You pick a sacrificial lamb. Then you kill it.
So, here you have the documentary that tries to explain what actually happened. And yet it fails, on several accounts:
1) It gave the people directly interviewed-- in particular, Lynndie England, Sabrina Harmon, and Janis Karpinski-- a unchecked forum to cast the story their way. Let them have their say, yes-- but their claims should also be validated or challenged through other evidence, if your purpose is to get at the truth. Instead, the filmmaker chose to let them talk unchallenged for hours, interspersed with sympathetic visuals showing closeups of handwritten letters and violin music. What are we to make of this? Where are the interviews with the Iraqi prisoners, for instance? With interrogation experts? Psychologists? Military trainers?

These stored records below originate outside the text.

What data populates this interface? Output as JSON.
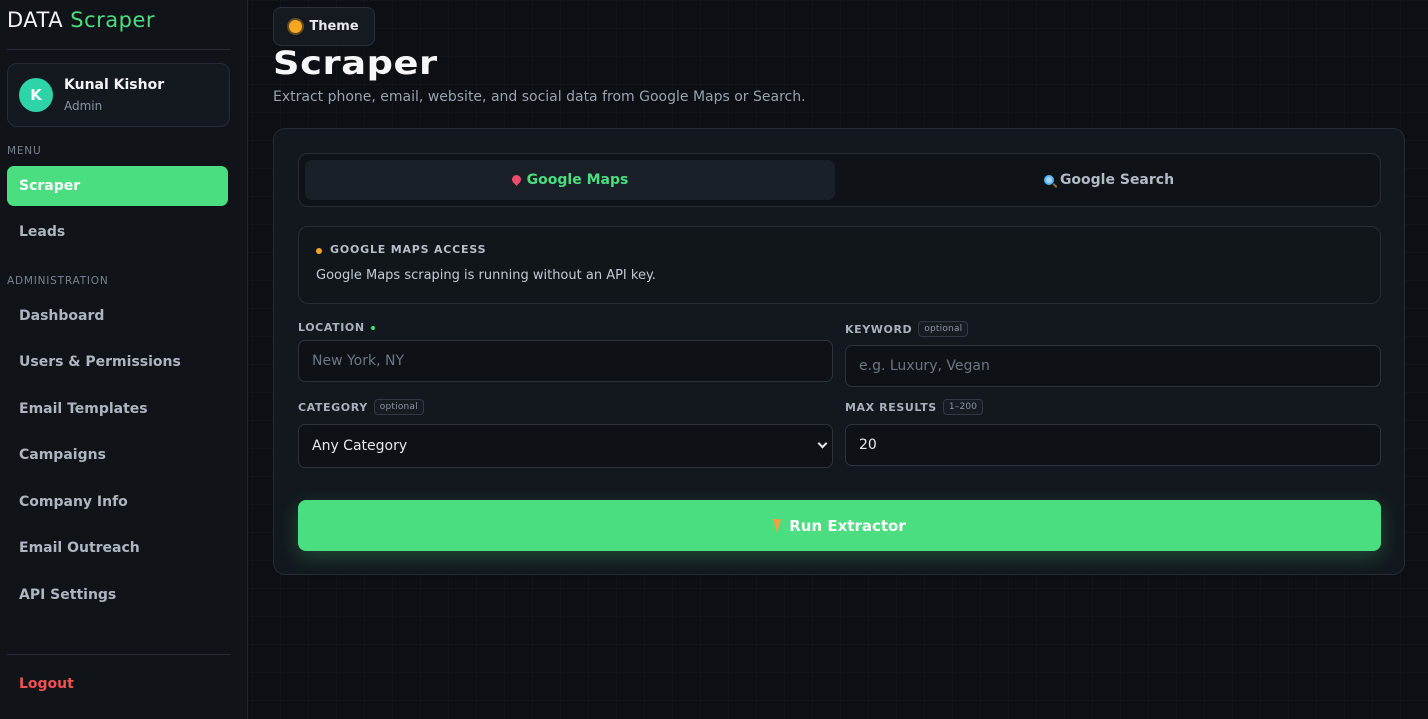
{
  "sidebar": {
    "brand_main": "DATA",
    "brand_accent": "Scraper",
    "user": {
      "initial": "K",
      "name": "Kunal Kishor",
      "role": "Admin"
    },
    "sections": {
      "menu": "MENU",
      "admin": "ADMINISTRATION"
    },
    "menu_items": [
      {
        "label": "Scraper",
        "active": true
      },
      {
        "label": "Leads",
        "active": false
      }
    ],
    "admin_items": [
      {
        "label": "Dashboard"
      },
      {
        "label": "Users & Permissions"
      },
      {
        "label": "Email Templates"
      },
      {
        "label": "Campaigns"
      },
      {
        "label": "Company Info"
      },
      {
        "label": "Email Outreach"
      },
      {
        "label": "API Settings"
      }
    ],
    "logout": "Logout"
  },
  "header": {
    "theme_label": "Theme",
    "title": "Scraper",
    "subtitle": "Extract phone, email, website, and social data from Google Maps or Search."
  },
  "panel": {
    "tabs": [
      {
        "label": "Google Maps",
        "icon": "pin-icon",
        "active": true
      },
      {
        "label": "Google Search",
        "icon": "magnifier-icon",
        "active": false
      }
    ],
    "notice": {
      "title": "GOOGLE MAPS ACCESS",
      "text": "Google Maps scraping is running without an API key."
    },
    "fields": {
      "location": {
        "label": "LOCATION",
        "placeholder": "New York, NY",
        "value": ""
      },
      "keyword": {
        "label": "KEYWORD",
        "badge": "optional",
        "placeholder": "e.g. Luxury, Vegan",
        "value": ""
      },
      "category": {
        "label": "CATEGORY",
        "badge": "optional",
        "value": "Any Category"
      },
      "max_results": {
        "label": "MAX RESULTS",
        "badge": "1–200",
        "value": "20"
      }
    },
    "run_label": "Run Extractor"
  },
  "colors": {
    "accent": "#4ade80",
    "background": "#0c0f13",
    "danger": "#f05252",
    "warning": "#f5a623"
  }
}
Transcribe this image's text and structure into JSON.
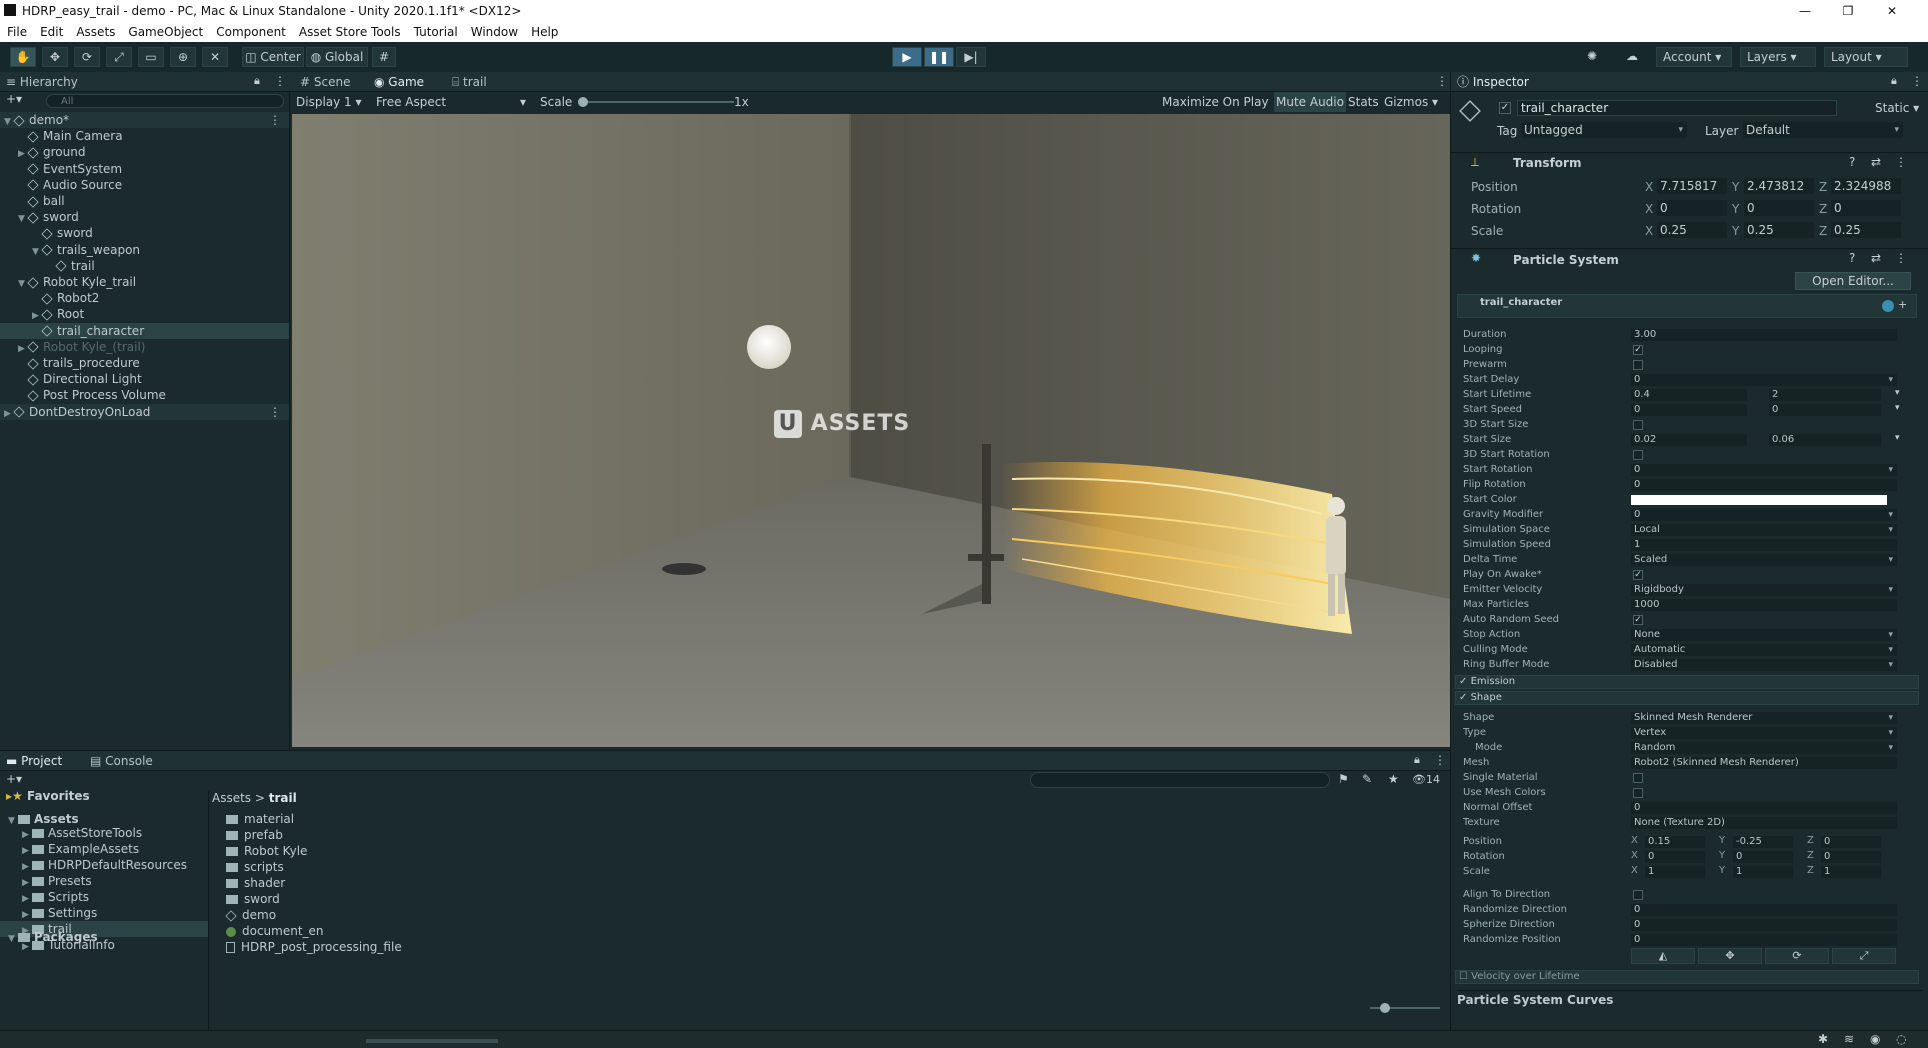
{
  "window": {
    "title": "HDRP_easy_trail - demo - PC, Mac & Linux Standalone - Unity 2020.1.1f1* <DX12>"
  },
  "menu": [
    "File",
    "Edit",
    "Assets",
    "GameObject",
    "Component",
    "Asset Store Tools",
    "Tutorial",
    "Window",
    "Help"
  ],
  "toolbar": {
    "center_label": "Center",
    "global_label": "Global",
    "account_label": "Account",
    "layers_label": "Layers",
    "layout_label": "Layout"
  },
  "hierarchy": {
    "tab_label": "Hierarchy",
    "search_placeholder": "All",
    "rows": [
      {
        "label": "demo*",
        "indent": 0,
        "arrow": "▼",
        "scene": true
      },
      {
        "label": "Main Camera",
        "indent": 1,
        "arrow": ""
      },
      {
        "label": "ground",
        "indent": 1,
        "arrow": "▶"
      },
      {
        "label": "EventSystem",
        "indent": 1,
        "arrow": ""
      },
      {
        "label": "Audio Source",
        "indent": 1,
        "arrow": ""
      },
      {
        "label": "ball",
        "indent": 1,
        "arrow": ""
      },
      {
        "label": "sword",
        "indent": 1,
        "arrow": "▼"
      },
      {
        "label": "sword",
        "indent": 2,
        "arrow": ""
      },
      {
        "label": "trails_weapon",
        "indent": 2,
        "arrow": "▼"
      },
      {
        "label": "trail",
        "indent": 3,
        "arrow": ""
      },
      {
        "label": "Robot Kyle_trail",
        "indent": 1,
        "arrow": "▼"
      },
      {
        "label": "Robot2",
        "indent": 2,
        "arrow": ""
      },
      {
        "label": "Root",
        "indent": 2,
        "arrow": "▶"
      },
      {
        "label": "trail_character",
        "indent": 2,
        "arrow": "",
        "selected": true
      },
      {
        "label": "Robot Kyle_(trail)",
        "indent": 1,
        "arrow": "▶",
        "disabled": true
      },
      {
        "label": "trails_procedure",
        "indent": 1,
        "arrow": ""
      },
      {
        "label": "Directional Light",
        "indent": 1,
        "arrow": ""
      },
      {
        "label": "Post Process Volume",
        "indent": 1,
        "arrow": ""
      },
      {
        "label": "DontDestroyOnLoad",
        "indent": 0,
        "arrow": "▶",
        "scene": true
      }
    ]
  },
  "game": {
    "tabs": [
      "Scene",
      "Game",
      "trail"
    ],
    "display": "Display 1",
    "aspect": "Free Aspect",
    "scale_label": "Scale",
    "scale_value": "1x",
    "maximize": "Maximize On Play",
    "mute": "Mute Audio",
    "stats": "Stats",
    "gizmos": "Gizmos",
    "watermark": "ASSETS",
    "watermark_mark": "U"
  },
  "project": {
    "tabs": [
      "Project",
      "Console"
    ],
    "favorites": "Favorites",
    "tree": [
      {
        "label": "Assets",
        "indent": 0,
        "bold": true
      },
      {
        "label": "AssetStoreTools",
        "indent": 1
      },
      {
        "label": "ExampleAssets",
        "indent": 1
      },
      {
        "label": "HDRPDefaultResources",
        "indent": 1
      },
      {
        "label": "Presets",
        "indent": 1
      },
      {
        "label": "Scripts",
        "indent": 1
      },
      {
        "label": "Settings",
        "indent": 1
      },
      {
        "label": "trail",
        "indent": 1,
        "selected": true
      },
      {
        "label": "TutorialInfo",
        "indent": 1
      },
      {
        "label": "Packages",
        "indent": 0,
        "bold": true
      }
    ],
    "breadcrumb": [
      "Assets",
      "trail"
    ],
    "files": [
      {
        "label": "material",
        "kind": "folder"
      },
      {
        "label": "prefab",
        "kind": "folder"
      },
      {
        "label": "Robot Kyle",
        "kind": "folder"
      },
      {
        "label": "scripts",
        "kind": "folder"
      },
      {
        "label": "shader",
        "kind": "folder"
      },
      {
        "label": "sword",
        "kind": "folder"
      },
      {
        "label": "demo",
        "kind": "scene"
      },
      {
        "label": "document_en",
        "kind": "doc"
      },
      {
        "label": "HDRP_post_processing_file",
        "kind": "asset"
      }
    ],
    "hidden_count": "14"
  },
  "inspector": {
    "tab_label": "Inspector",
    "object_name": "trail_character",
    "static_label": "Static",
    "tag_label": "Tag",
    "tag_value": "Untagged",
    "layer_label": "Layer",
    "layer_value": "Default",
    "transform": {
      "title": "Transform",
      "rows": [
        {
          "label": "Position",
          "x": "7.715817",
          "y": "2.473812",
          "z": "2.324988"
        },
        {
          "label": "Rotation",
          "x": "0",
          "y": "0",
          "z": "0"
        },
        {
          "label": "Scale",
          "x": "0.25",
          "y": "0.25",
          "z": "0.25"
        }
      ]
    },
    "particle": {
      "title": "Particle System",
      "open_editor": "Open Editor...",
      "system_name": "trail_character",
      "props": [
        {
          "label": "Duration",
          "value": "3.00"
        },
        {
          "label": "Looping",
          "check": true
        },
        {
          "label": "Prewarm",
          "check": false
        },
        {
          "label": "Start Delay",
          "value": "0",
          "drop": true
        },
        {
          "label": "Start Lifetime",
          "value": "0.4",
          "value2": "2",
          "drop": true
        },
        {
          "label": "Start Speed",
          "value": "0",
          "value2": "0",
          "drop": true
        },
        {
          "label": "3D Start Size",
          "check": false
        },
        {
          "label": "Start Size",
          "value": "0.02",
          "value2": "0.06",
          "drop": true
        },
        {
          "label": "3D Start Rotation",
          "check": false
        },
        {
          "label": "Start Rotation",
          "value": "0",
          "drop": true
        },
        {
          "label": "Flip Rotation",
          "value": "0"
        },
        {
          "label": "Start Color",
          "color": "#ffffff"
        },
        {
          "label": "Gravity Modifier",
          "value": "0",
          "drop": true
        },
        {
          "label": "Simulation Space",
          "value": "Local",
          "drop": true
        },
        {
          "label": "Simulation Speed",
          "value": "1"
        },
        {
          "label": "Delta Time",
          "value": "Scaled",
          "drop": true
        },
        {
          "label": "Play On Awake*",
          "check": true
        },
        {
          "label": "Emitter Velocity",
          "value": "Rigidbody",
          "drop": true
        },
        {
          "label": "Max Particles",
          "value": "1000"
        },
        {
          "label": "Auto Random Seed",
          "check": true
        },
        {
          "label": "Stop Action",
          "value": "None",
          "drop": true
        },
        {
          "label": "Culling Mode",
          "value": "Automatic",
          "drop": true
        },
        {
          "label": "Ring Buffer Mode",
          "value": "Disabled",
          "drop": true
        }
      ],
      "modules": [
        "Emission",
        "Shape"
      ],
      "shape_props": [
        {
          "label": "Shape",
          "value": "Skinned Mesh Renderer",
          "drop": true
        },
        {
          "label": "Type",
          "value": "Vertex",
          "drop": true
        },
        {
          "label": "Mode",
          "value": "Random",
          "drop": true,
          "indent": true
        },
        {
          "label": "Mesh",
          "value": "Robot2 (Skinned Mesh Renderer)"
        },
        {
          "label": "Single Material",
          "check": false
        },
        {
          "label": "Use Mesh Colors",
          "check": false
        },
        {
          "label": "Normal Offset",
          "value": "0"
        },
        {
          "label": "Texture",
          "value": "None (Texture 2D)"
        }
      ],
      "shape_transform": [
        {
          "label": "Position",
          "x": "0.15",
          "y": "-0.25",
          "z": "0"
        },
        {
          "label": "Rotation",
          "x": "0",
          "y": "0",
          "z": "0"
        },
        {
          "label": "Scale",
          "x": "1",
          "y": "1",
          "z": "1"
        }
      ],
      "shape_props2": [
        {
          "label": "Align To Direction",
          "check": false
        },
        {
          "label": "Randomize Direction",
          "value": "0"
        },
        {
          "label": "Spherize Direction",
          "value": "0"
        },
        {
          "label": "Randomize Position",
          "value": "0"
        }
      ],
      "velocity_module": "Velocity over Lifetime",
      "curves_label": "Particle System Curves"
    }
  }
}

2) Very rarely does Morris explore where these people came from: their family background, how they grew up, why they chose the military, what they learned in training, how they ended up doing this job, how they think about their country and the rest of the world. You would think that might be important, but you only get accidental hints. Instead, the message seems to be that they are "Anyone USA"-- that they were just helpless pawns, like anyone else would be in the same situation. I don't believe it.
3) It never really gets to the heart of why it happened. Everybody in the film is to some degree an "accidental bystander" to the main event, if you believe their account-- and yet no one is ultimately blamed, either. There are the vague references to anonymous people who told them what to do, and top-level administration officials. But what about the culture that made it possible to go through with it? What about the messaging from the Bush administration? What about the system of desensitizing Americans to the pain and suffering of other human beings that goes on BOTH through formal military training and the "culture" in a warzone? There's almost nothing on this.
4) Rarely does the filmmaker pursue the real psychological motivations that many of us suspect: I did it because I could. I did it because I enjoyed it. I did it *because* I knew it was wrong-- because it was taboo. I did it out of revenge. I did it because I was feeling sadistic. I did it to regain power in a powerless situation. Again, there are hints but apparently very little probing. I guess this is a certain style of filmmaking.
The best thing it does-- near the end-- is to explain the rationale behind what is judged "Standard Operating Procedure" and what constitutes a criminal act, in terms of the photos. And, also, to show the cropped and altered photos that were used in the media, and separate out fact from interpretation in evaluating photos. And to give the accused a chance (with piano music) to describe how they saw their accusations.
But I don't see any great accomplishment in simply telling a (different) one-sided story. Was there a culture of torture? Yes. Was there a calculated effort to cover up the high-level mistakes, the lack of leadership? Yes. I believe this is true. But that is no excuse for letting these people off the hook so easily. It's almost nothing more than a propaganda film for the people who agreed to interview. And that, sadly, is a huge failure."